REPUBLIKA.CO.ID, BANDUNG -- Sebanyak 21 tokoh sunda menggelar silaturahim dan diskusi untuk menyikapi dinamika kebangsaan dan kesundaan pada Sabtu (5/2) di Aula Paguyuban Pasundan. Beberapa isu yang dikupas yakni terkait kesundaan, deklarasi Negara Islam Indoenesia (NII) di Garut dan Maklumat Sunda yang meminta pemerintah pusat agar DKI Jakarta, Jawa Barat dan Banten dijadikan daerah khusus Sunda.
Turut hadir dalam kegiatan ini, Prof Didi Turmudzi, Dr H Mochamad Ridwan Kamil, Prof Sudjana Syafei, Dr (HC) Tete Hidayat Padmadinata, Mayen (Purn) DrH Tubagus Hasanudin, Dr H Ahmad Heryawan Lc MSi, Dr. H Uu Rukmana MSi, Pimpinan NU Jawa Barat, Pimpinan Muhamadiyah Jawa Barat, Pimpinan PERSIS Jawa Barat, Pimpinan AMS Pusat Pimpinan KADAMAS.
Gubernur Jawa Barat, Ridwan Kamil mengatakan, Provinsi Jawa Barat harus terus dijaga kondusivitasnya dari dinamika yang mengancam. Seperti, disintegrasi dan narasi makar terhadap kesepakatan yang sudah ada. Selain itu, harus bersinergi untuk menjujung tinggi 4 pilar yaitu Pancasila, Negara Kesatuan Republik Indonesia (NKRI), UUD 1945 dan Bhineka Tunggal Ika.
"Adanya ungkapan untuk menggabungkan tiga wilayah menjadi provinsi Sunda ini, dari pimpinan dan inohong Jawa Barat tidak menyetujuinya, yang dibutuhkan adalah pemekaran Kota dan Kabupaten di Jawa Barat yang jumlahnya terlalu sedikit, sehingga terjadi ketidakadilan viskal bagi hasil dari pusat ke daerah," papar Ridwan Kamil yang akrab disapa Emil.
Emil pun mengecam kelompok Islam yang mengancam dan mendukung BNPT dan kepolisian untuk memberangus dan menindak oknum yang merusak nama baik Islam di tanah sunda dan Jawa Barat. Saat ini, kata dia, semangat kebersamaan tokoh sunda menguat usai kejadian anggota DPR. Sehingga, terlihat mood tokoh sunda bersatu menyamakan suara.
Oleh karena itu, ke depan akan dibentuk organisasi atau forum komunikasi agar jika ada hal yang menyentuh kesundaan, maka cukup dari satu pintu. "Jadi tidak ada pecahan elemen dan keputusan sendiri, sehingga masyarakat dapat menahan diri dan bisa tabayun ke Pemerintah Provinsi Jawa Barat," katanya.
Sementara menurut Ketua Umum Pengurus Besar Paguyuban Pasundan Prof Didi Turmudzi, kegiatan ini dilatarbelakangi oleh fenomena kehidupan kemasyarakatan dan kebangsaan yang belakangan ini yang cukup menimbulkan keprihatinan dan kekhawatiran terhadap fondasi kebangsaan dan keutuhan NKRI. Para Founding Father RI, kata dia, sejak awal proklamasi menyadari keragaman dan besarnya potensi perpecahan bangsa ini yang berlandas pada keberagaman etnis, agama, golongan dan kepentingan.

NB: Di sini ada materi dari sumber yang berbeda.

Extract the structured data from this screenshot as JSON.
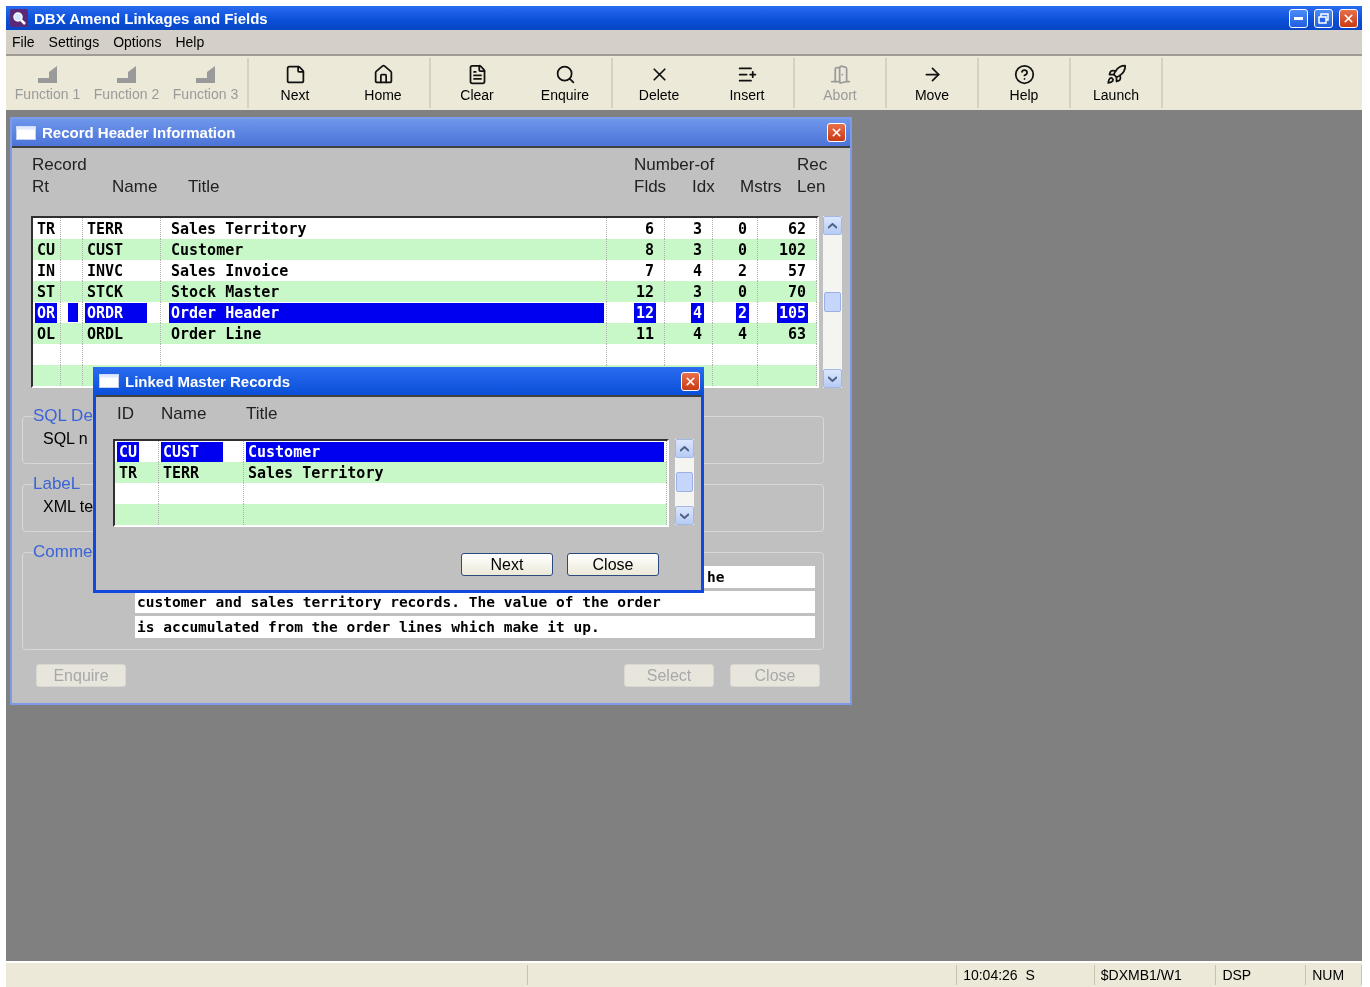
{
  "window": {
    "title": "DBX Amend Linkages and Fields"
  },
  "menu": [
    "File",
    "Settings",
    "Options",
    "Help"
  ],
  "toolbar": [
    [
      {
        "label": "Function 1",
        "disabled": true
      },
      {
        "label": "Function 2",
        "disabled": true
      },
      {
        "label": "Function 3",
        "disabled": true
      }
    ],
    [
      {
        "label": "Next",
        "disabled": false
      },
      {
        "label": "Home",
        "disabled": false
      }
    ],
    [
      {
        "label": "Clear",
        "disabled": false
      },
      {
        "label": "Enquire",
        "disabled": false
      }
    ],
    [
      {
        "label": "Delete",
        "disabled": false
      },
      {
        "label": "Insert",
        "disabled": false
      }
    ],
    [
      {
        "label": "Abort",
        "disabled": true
      }
    ],
    [
      {
        "label": "Move",
        "disabled": false
      }
    ],
    [
      {
        "label": "Help",
        "disabled": false
      }
    ],
    [
      {
        "label": "Launch",
        "disabled": false
      }
    ]
  ],
  "record_window": {
    "title": "Record Header Information",
    "header_groups": [
      "Record",
      "Number-of",
      "Rec"
    ],
    "columns": [
      "Rt",
      "Name",
      "Title",
      "Flds",
      "Idx",
      "Mstrs",
      "Len"
    ],
    "rows": [
      {
        "rt": "TR",
        "name": "TERR",
        "title": "Sales Territory",
        "flds": "6",
        "idx": "3",
        "mstrs": "0",
        "len": "62",
        "selected": false
      },
      {
        "rt": "CU",
        "name": "CUST",
        "title": "Customer",
        "flds": "8",
        "idx": "3",
        "mstrs": "0",
        "len": "102",
        "selected": false
      },
      {
        "rt": "IN",
        "name": "INVC",
        "title": "Sales Invoice",
        "flds": "7",
        "idx": "4",
        "mstrs": "2",
        "len": "57",
        "selected": false
      },
      {
        "rt": "ST",
        "name": "STCK",
        "title": "Stock Master",
        "flds": "12",
        "idx": "3",
        "mstrs": "0",
        "len": "70",
        "selected": false
      },
      {
        "rt": "OR",
        "name": "ORDR",
        "title": "Order Header",
        "flds": "12",
        "idx": "4",
        "mstrs": "2",
        "len": "105",
        "selected": true
      },
      {
        "rt": "OL",
        "name": "ORDL",
        "title": "Order Line",
        "flds": "11",
        "idx": "4",
        "mstrs": "4",
        "len": "63",
        "selected": false
      }
    ],
    "groups": [
      {
        "label": "SQL De",
        "field_label": "SQL n"
      },
      {
        "label": "LabeL",
        "field_label": "XML te"
      }
    ],
    "comments": {
      "label": "Comme",
      "lines": [
        "he",
        "customer and sales territory records. The value of the order",
        "is accumulated from the order lines which make it up."
      ]
    },
    "buttons": [
      {
        "label": "Enquire",
        "disabled": true
      },
      {
        "label": "Select",
        "disabled": true
      },
      {
        "label": "Close",
        "disabled": true
      }
    ]
  },
  "dialog": {
    "title": "Linked Master Records",
    "columns": [
      "ID",
      "Name",
      "Title"
    ],
    "rows": [
      {
        "id": "CU",
        "name": "CUST",
        "title": "Customer",
        "selected": true
      },
      {
        "id": "TR",
        "name": "TERR",
        "title": "Sales Territory",
        "selected": false
      }
    ],
    "buttons": [
      {
        "label": "Next",
        "disabled": false
      },
      {
        "label": "Close",
        "disabled": false
      }
    ]
  },
  "status_bar": [
    "10:04:26  S",
    "$DXMB1/W1",
    "DSP",
    "NUM"
  ]
}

Oleh karena itu, dalam pembukaan Undang-Undang Dasar 1945 disadari perlunya nilai-nilai yang dapat mempersatukan keutuhan bangsa melalui sebuah Ground Norm yang namanya Pancasila dengan moto Bhineka Tunggal Ika. "Tetapi belakangan nilai-nilai dasar kehidupan bangsa tersebut terus tercabik-cabik dan tercerai berai dengan beragam alasan, kepentingan dan egoisme kelompok sehingga memperkuat kembali muncul etnosentrisme, fundamentalisme agama, yang menohok keutuhan bangsa ini," paparnya.
Menyikapi fenomena tersebut, kata dia, berlandaskan kesadaran untuk lebih memperkokoh kebersamaan, persatuan, toleransi, dan keutuhan bangsa, maka tokoh sunda mendiskusikan beberapa hal.